Confessions d’Anonyme : Ma Baise Sauvage avec Arturo au Palier de l’Immeuble
Le palier du quatrième est toujours mal éclairé. Ce soir, l’ascenseur grince et s’arrête pile devant ma porte. Arturo en sort, sac de sport à l’épaule, torse moulé dans un tee-shirt trempé de sueur après sa répète de salsa. Quarante-neuf ans, mais un corps de vingt-cinq. Nos yeux se plantent. Mon cœur cogne. Je reviens du boulot, robe légère qui colle à mes cuisses, comme à Cuba cette nuit-là. ‘Salut voisine’, murmure-t-il, voix rauque. Je sais qu’il mate mes seins. La porte de chez moi cliquette dans mon dos, mais mes pieds ne bougent pas. Bruits en bas : le vieux du troisième qui tousse dans l’escalier. Tension électrique. Il s’approche, odeur de mâle et de danse. ‘T’as l’air chaude ce soir. Entre boire un verre ?’ Ma chatte palpite déjà. ‘Juste cinq minutes. Chut, mon mari est à la maison avec le petit.’ Il ricane, ouvre sa porte d’un coup de hanche. J’hésite, l’ascenseur redémarre en bas. Fonce. La porte se referme doux, sans grincement. Dedans, c’est le bordel : tapis de danse, musique salsa en sourdine. Il me plaque direct contre le mur du couloir, à deux mètres de sa salle de bain. ‘T’es trempée, je parie.’ Sa main glisse sous ma robe, trouve ma culotte. Je gémis bas. ‘Enlève-la.’ Je la fais glisser, la fourre dans sa poche comme un trophée. Vue par la fenêtre : la cour de l’immeuble, lumières des apparts voisins. Si quelqu’un lève la tête… L’adrénaline me noie. Ses lèvres sur mon cou, mordille. ‘À Cuba, t’étais déjà une salope. Ici, même mieux.’ Je ris nerveuse, main sur sa bite qui bande dur à travers le jean.

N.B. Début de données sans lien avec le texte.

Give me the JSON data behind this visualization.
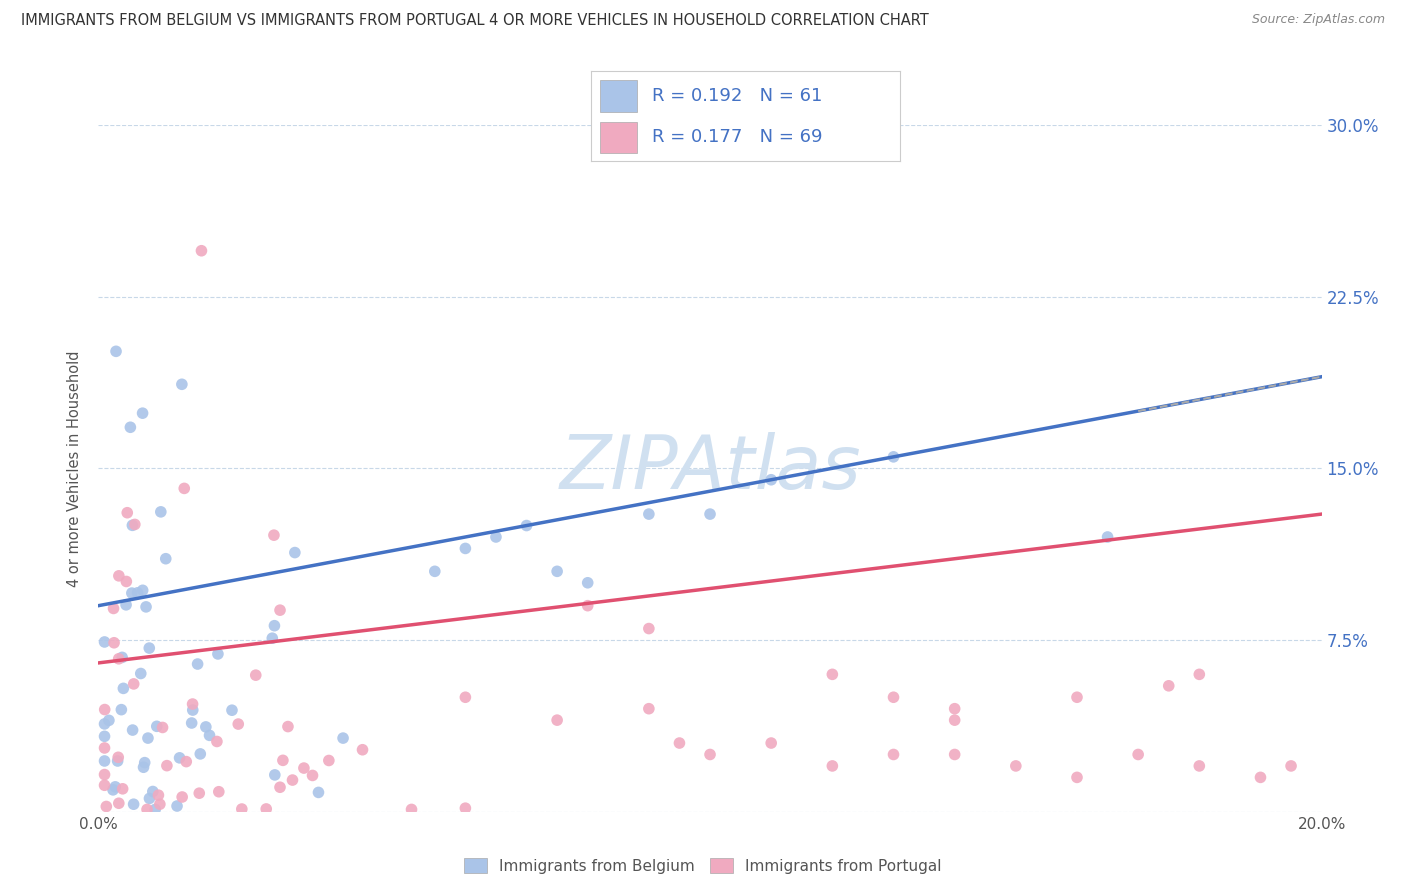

Il me soulève d’un coup, jambes autour de sa taille, comme dans notre chambre là-bas. Sa queue sort, épaisse, marron luisante, sans capote. Direct en moi, contre le mur. ‘Chut, les voisins !’ Je mords son épaule. Il me pilonne profond, claques sourdes de chair. ‘Ta chatte serre fort, salope du palier.’ Dialogues sales à voix basse : ‘Baise-moi comme à Trinidad, Arturo, remplis-moi.’ Il grogne, accélère, mes jus coulent sur ses cuisses. On bute contre la table, posters de danse qui tremblent. Je jouis vite, spasmes violents, étouffés dans sa main. Corps qui tremble, vue floue sur la fenêtre : rideaux qui bougent en face, quelqu’un qui fume ? Il me pose sur le lit, à genoux, me prend par derrière. Bestial. Ses mains puissantes sur mes hanches, queue qui tape au fond. Bruits : lit qui grince, nos souffles hachés. ‘T’es à moi ce soir, pas à ton cocu.’ Je cambre, pousse en arrière. Orgasme deux pour moi, long, profond, je mords l’oreiller. Lui explose après, jets chauds au fond, va-et-vient lents pour enfoncer tout. Sperme qui gicle, sensation pleine, risquée. On reste collés, sueur mêlée, cœurs fous. Dix minutes de plus : cuni rapide, ma langue sur sa queue ramollie, puis il durcit encore. Deuxième round, moi à califourchon, je le chevauche lent, muscles qui brûlent. Gémissements étouffés, peur constante du bruit.
L’Approche : Tension sur le Palier
Il finit rincé, moi aussi. Douche rapide ensemble, rires complices sous l’eau. ‘Demain, même heure ?’ ‘Peut-être.’ Je m’habille vite, culotte dans sa poche. Écoute : couloir silencieux, pas d’ascenseur. Porte s’ouvre crac. Je traverse les trois mètres pieds nus, peau qui picote encore, chatte endolorie, sperme qui coule le long des cuisses. Clé dans ma serrure, discret. Dedans, mon mari regarde la télé, petit endormi. ‘T’étais où ?’ ‘Balade rapide.’ Sourire innocent, je m’assois, jambes serrées. Odeur de sexe sur moi, mais il ne sent rien. Cuisses qui frottent, brûlure délicieuse. Je suis redevenue la voisine tranquille, mère exemplaire. Mais dedans, je revis la bite d’Arturo, le risque du palier. Demain, l’ascenseur s’arrêtera peut-être encore.